SANIDAD PARA LAS ENFERMEDADES DEL ALMA

Estudiar:

2 Corintios 7:14, Isaías 26:3-4, Juan 1:11-12, Romanos 5:1-2, Romanos 8:1, 1 Pedro 2:9-10,  1 Juan 1:9

Objetivo:

Entender que en Cristo somos libres de toda atadura espiritual.

Tópicos

  1. Baja autoestima
  2. Falta de perdón
  3. La culpa
  4. Conclusión

La clase de hoy, nos presenta una gran verdad con respecto a tantas personas, incluyendo a cristianos, que pueden lucir perfectamente normales a los ojos de los demás, pero en su interior luchan con irritabilidad, pérdida de entusiasmo por la vida, desánimo y carencias de gozo y alegría.
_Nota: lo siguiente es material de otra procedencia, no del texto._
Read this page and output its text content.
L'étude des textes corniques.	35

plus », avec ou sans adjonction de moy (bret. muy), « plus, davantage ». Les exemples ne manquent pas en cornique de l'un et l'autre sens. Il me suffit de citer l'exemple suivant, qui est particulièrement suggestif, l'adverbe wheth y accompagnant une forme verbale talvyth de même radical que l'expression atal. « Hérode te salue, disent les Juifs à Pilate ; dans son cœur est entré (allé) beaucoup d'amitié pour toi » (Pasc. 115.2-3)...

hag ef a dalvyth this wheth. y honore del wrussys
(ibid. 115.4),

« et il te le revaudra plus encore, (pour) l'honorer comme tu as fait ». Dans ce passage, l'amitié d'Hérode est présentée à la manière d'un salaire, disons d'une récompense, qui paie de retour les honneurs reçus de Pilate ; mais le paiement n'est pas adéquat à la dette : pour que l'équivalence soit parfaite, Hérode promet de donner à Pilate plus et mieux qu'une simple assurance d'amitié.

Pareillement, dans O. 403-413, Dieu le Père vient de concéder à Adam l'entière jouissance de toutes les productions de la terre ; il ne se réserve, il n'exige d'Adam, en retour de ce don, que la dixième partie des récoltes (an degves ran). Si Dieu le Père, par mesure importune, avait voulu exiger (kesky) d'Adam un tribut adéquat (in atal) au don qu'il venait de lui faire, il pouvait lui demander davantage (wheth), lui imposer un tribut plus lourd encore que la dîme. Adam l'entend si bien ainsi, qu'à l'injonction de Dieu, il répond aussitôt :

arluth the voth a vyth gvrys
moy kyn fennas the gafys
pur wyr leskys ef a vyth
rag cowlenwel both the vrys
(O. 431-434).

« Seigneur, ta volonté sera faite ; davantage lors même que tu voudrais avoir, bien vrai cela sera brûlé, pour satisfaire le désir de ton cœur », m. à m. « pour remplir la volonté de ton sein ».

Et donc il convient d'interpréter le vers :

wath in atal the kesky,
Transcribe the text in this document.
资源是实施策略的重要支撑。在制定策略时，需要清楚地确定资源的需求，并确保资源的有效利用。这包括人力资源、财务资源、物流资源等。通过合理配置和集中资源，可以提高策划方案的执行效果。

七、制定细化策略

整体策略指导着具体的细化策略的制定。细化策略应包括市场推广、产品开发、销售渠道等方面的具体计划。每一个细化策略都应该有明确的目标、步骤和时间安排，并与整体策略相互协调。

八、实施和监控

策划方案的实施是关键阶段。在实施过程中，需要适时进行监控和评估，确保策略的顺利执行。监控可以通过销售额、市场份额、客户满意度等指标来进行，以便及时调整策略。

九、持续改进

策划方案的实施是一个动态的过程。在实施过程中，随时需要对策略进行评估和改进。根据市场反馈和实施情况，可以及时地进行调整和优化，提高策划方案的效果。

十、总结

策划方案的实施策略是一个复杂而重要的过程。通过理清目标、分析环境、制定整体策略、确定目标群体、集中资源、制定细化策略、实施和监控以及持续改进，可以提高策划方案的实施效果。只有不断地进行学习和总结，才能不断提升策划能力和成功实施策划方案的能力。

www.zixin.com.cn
Precisamente, presentamos desde el punto de vista bíblico algunas de esta enfermedades del alma y la aplicación bíblica para la salud de estas. Es cierto que el Señor Jesucristo nos advirtió que en este mundo tendriamos aflicciones, pero es diferente pasar por momentos de aflicción que vivir todo el tiempo angustiados y amargados. Además, la Palabra de Dios tiene la medicina para cada uno de esos síntomas espirituales, que muchas veces quieren atacarnos. Jesús dijo: “Y conoceréis la verdad, y la verdad os hará libres.” (Juan 8:32) “Así que, si el Hijo os libertare, seréis verdaderamente libres.” (Juan 8:36) Libres de toda atadura de procedencia infernal. Fuera bueno que antes de acudir a los profesionales de la Psicología y la Psiquiatría por cualquiera de estas enfermedades que estamos considerando hoy, acudamos al Señor, reconociendo la necesidad de ser liberados de estos males, los cuales entendemos, son enfermedades espirituales que solo pueden ser sanadas a través de Jesús.

1.  Baja autoestima (Juan 1:11-12, Romanos 5:1-2, 1 Pedro 2:9)

Piensa en todo lo que tu eres para Dios y como Él te ve después de haber sido justificado por medio de Jesús: Eres un hijo de Dios, eres guiado por el Espíritu, una persona amada por Dios, un rey o reina, sacerdote o sacerdotisa de Dios, etc.

Alguien ha llamado a la autoestima: ” la piedra fundamental de un alma saludable.” Para el cristiano, una autoestima saludable es la que está basada en la Palabra de Dios.

2.  Falta de perdón (Lucas 15:11-32)

La parábola del hijo pródigo, presenta un cuadro patético del amor y la misericordia de Dios, jara con un alma arrepentida. También vemos la actitud del hermano mayor, que es la misma de los fariseos, quienes reflejan con sus palabras “la justicia propia,” la falta de amor y de perdón. Hoy día, muchas personas son diagnosticadas aún con enfermedades físicas, cuya causa es precisamente la falta de perdón. Pero la buena noticia para la sanidad de estas enfermedades, la podemos obtener en la Palabra de Dios.

3.  La culpa (1 Juan 1:9, Romanos 8:1)

Muchos cristianos luchan con el sentimiento de culpa, pareciera, que aunque el Señor perdonó todos sus pecados, ellos no se han perdonado a sí mismos, pues han olvidado que a través de la confesión y el arrepentimiento, somos liberados de todo pecado y de la culpa de estos.

4.  Conclusión

Entendemos que la falta de perdón es una de las enfermedades del alma que más azota a la humanidad en este siglo, y está presente en personas de todas las esferas sociales. Muchas familias son divididas y azotadas por la amargura que genera la falta de perdón y por otros males del alma. Hoy día, los consultorios de psicólogos y psiquiatras están siempre repletos por personas afectadas de la amargura que ocasiona la falta de perdón. También muchos creyentes, ignorando la Palabra de Dios son afectados por la culpa y la baja autoestima. ¡Dios nos ha hecho libres!, ¡Cristo rompió las cadenas que nos ataban!, ¡No hay razón para vivir como esclavos de las enfermedades del alma!, ¡Que Dios nos ayude!